Do you have an alcohol strategy?
Whatever the perils of alcohol, it has been part of humanity's social fabric since the Stone Age and always will be. The Egyptians warned of overindulgence nearly 3500 years ago and in the literature of every civilized society the abuse of alcoholic beverages is a popular theme, ranking right up there with sex and power. How can we manage our desire for it without its managing us?
Humans have had access to alcoholic beverages for only a few thousand years, starting with grain production during the Agricultural Revolution. That might explain why our body chemistry hasn't evolved to handle alcohol well. The first town drunk was probably the local breadmaker, who decided to take a snifter of the liquid by-product of the grain that he had crushed and left to rise before baking. It probably didn't take him long to realize that he was in the wrong business, and the first pub was born.
Would it surprise you to learn that 7 to 10 percent of the calories that the average American takes in every day come from alcohol? A couple of beers, a couple of glasses of wine or mixed drinks contain roughly 200 to 400 calories. When only an extra 150 calories a day will add a pound of fat to your body every month unless you burn them up with exercise, alcohol intake is no small matter.
The social situations we find ourselves in where alcohol is served contribute to the problem. Those little bowls of salty snacks - intended to make you thirsty enough to drink more - are loaded with saturated and trans fats and about 100 calories per handful. Hors d'oeuvres are not exactly low-calorie either, and most of us don't even notice how many we pack away during an interesting cocktail conversation.
Here are six tips to help you to enjoy the party scene and still minimize the damage.
1. Have a low-calorie, filling snack before you leave home. An apple or other piece of fruit will start your appestat working and it has some nutrients that are totally lacking in most alcoholic drinks (Bloody Marys excepted).

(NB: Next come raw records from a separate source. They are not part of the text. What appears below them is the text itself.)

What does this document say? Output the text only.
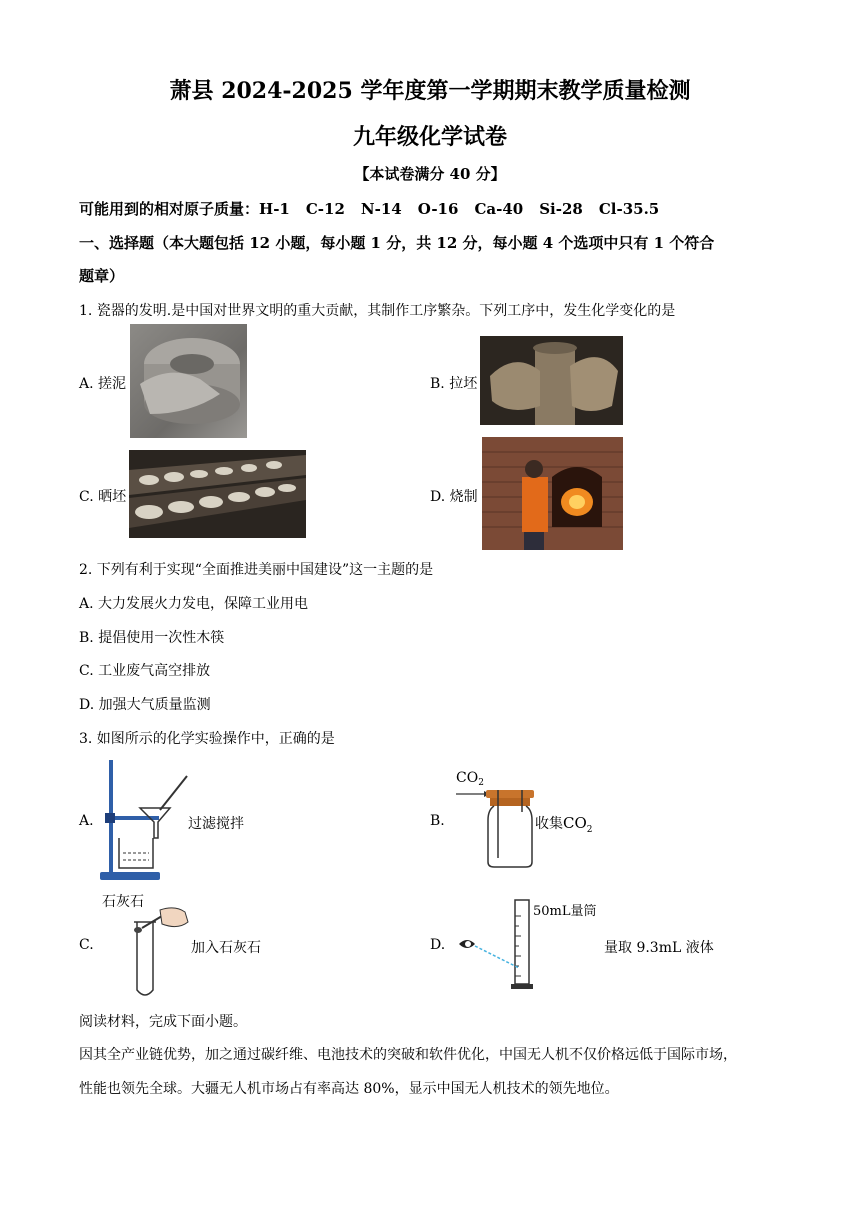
萧县 2024-2025 学年度第一学期期末教学质量检测
九年级化学试卷
【本试卷满分 40 分】
可能用到的相对原子质量：H-1 C-12 N-14 O-16 Ca-40 Si-28 Cl-35.5
一、选择题（本大题包括 12 小题，每小题 1 分，共 12 分，每小题 4 个选项中只有 1 个符合
题章）
1. 瓷器的发明.是中国对世界文明的重大贡献，其制作工序繁杂。下列工序中，发生化学变化的是
A. 搓泥	B. 拉坯
C. 晒坯	D. 烧制
2. 下列有利于实现“全面推进美丽中国建设”这一主题的是
A. 大力发展火力发电，保障工业用电
B. 提倡使用一次性木筷
C. 工业废气高空排放
D. 加强大气质量监测
3. 如图所示的化学实验操作中，正确的是
A.	过滤搅拌	B.
$CO_2$
收集$CO_2$
C.
石灰石
加入石灰石	D.
50mL量筒
量取 9.3mL 液体
阅读材料，完成下面小题。
因其全产业链优势，加之通过碳纤维、电池技术的突破和软件优化，中国无人机不仅价格远低于国际市场，
性能也领先全球。大疆无人机市场占有率高达 80%，显示中国无人机技术的领先地位。
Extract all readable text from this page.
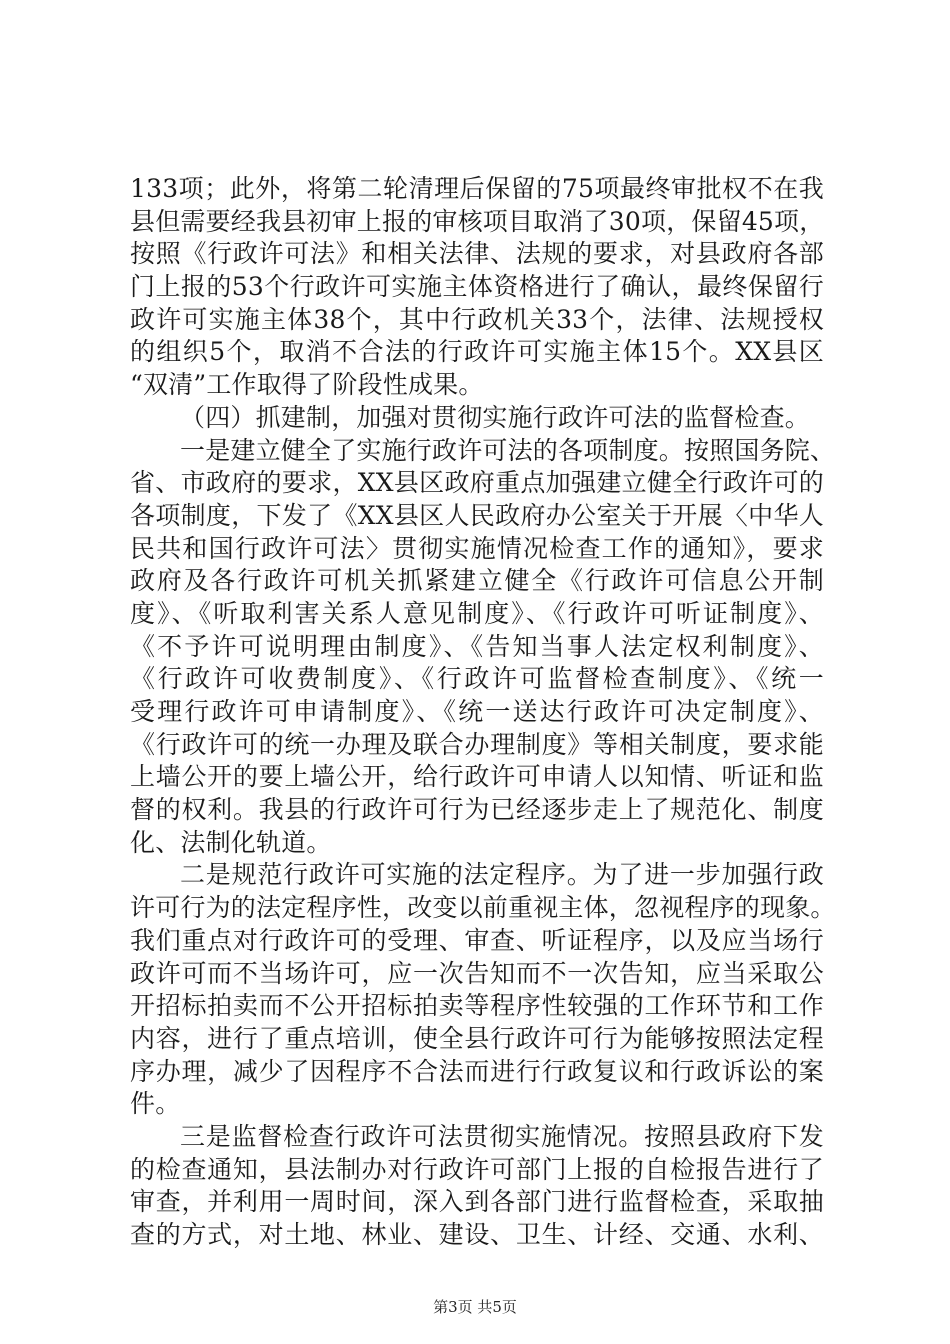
133项；此外，将第二轮清理后保留的75项最终审批权不在我
县但需要经我县初审上报的审核项目取消了30项，保留45项，
按照《行政许可法》和相关法律、法规的要求，对县政府各部
门上报的53个行政许可实施主体资格进行了确认，最终保留行
政许可实施主体38个，其中行政机关33个，法律、法规授权
的组织5个，取消不合法的行政许可实施主体15个。XX县区
“双清”工作取得了阶段性成果。
（四）抓建制，加强对贯彻实施行政许可法的监督检查。
一是建立健全了实施行政许可法的各项制度。按照国务院、
省、市政府的要求，XX县区政府重点加强建立健全行政许可的
各项制度，下发了《XX县区人民政府办公室关于开展〈中华人
民共和国行政许可法〉贯彻实施情况检查工作的通知》，要求
政府及各行政许可机关抓紧建立健全《行政许可信息公开制
度》、《听取利害关系人意见制度》、《行政许可听证制度》、
《不予许可说明理由制度》、《告知当事人法定权利制度》、
《行政许可收费制度》、《行政许可监督检查制度》、《统一
受理行政许可申请制度》、《统一送达行政许可决定制度》、
《行政许可的统一办理及联合办理制度》等相关制度，要求能
上墙公开的要上墙公开，给行政许可申请人以知情、听证和监
督的权利。我县的行政许可行为已经逐步走上了规范化、制度
化、法制化轨道。
二是规范行政许可实施的法定程序。为了进一步加强行政
许可行为的法定程序性，改变以前重视主体，忽视程序的现象。
我们重点对行政许可的受理、审查、听证程序，以及应当场行
政许可而不当场许可，应一次告知而不一次告知，应当采取公
开招标拍卖而不公开招标拍卖等程序性较强的工作环节和工作
内容，进行了重点培训，使全县行政许可行为能够按照法定程
序办理，减少了因程序不合法而进行行政复议和行政诉讼的案
件。
三是监督检查行政许可法贯彻实施情况。按照县政府下发
的检查通知，县法制办对行政许可部门上报的自检报告进行了
审查，并利用一周时间，深入到各部门进行监督检查，采取抽
查的方式，对土地、林业、建设、卫生、计经、交通、水利、
第3页 共5页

2. Always know your personal limit. For almost everyone, that's two drinks in an evening or afternoon. Reflexes and judgment head south at that point, even for those who loudly claim the opposite.
3. Get there late and don't be the last one to leave. That makes it easier to stick to your personal limit.
4. Ice, ice and more ice. It slows down your drinking and dilutes what's left. If it's a good party you won't even notice.
5. If you have a choice of glasses, take the smaller one. You'll still look sociable.
6. Pick an area to have a conversation far from the bar. If it's conveniently close to get a refill, you will.
If you are the host, do your guests a favor by giving them some easy choices. Serve drinks in small containers, not large ones. Give them a choice of beverages such as water, real fruit juice, ginger ale, sodas and non-alcoholic beer and wine.
In case you wondered, there are some health benefits in alcoholic beverages but they are minimal except for red wine.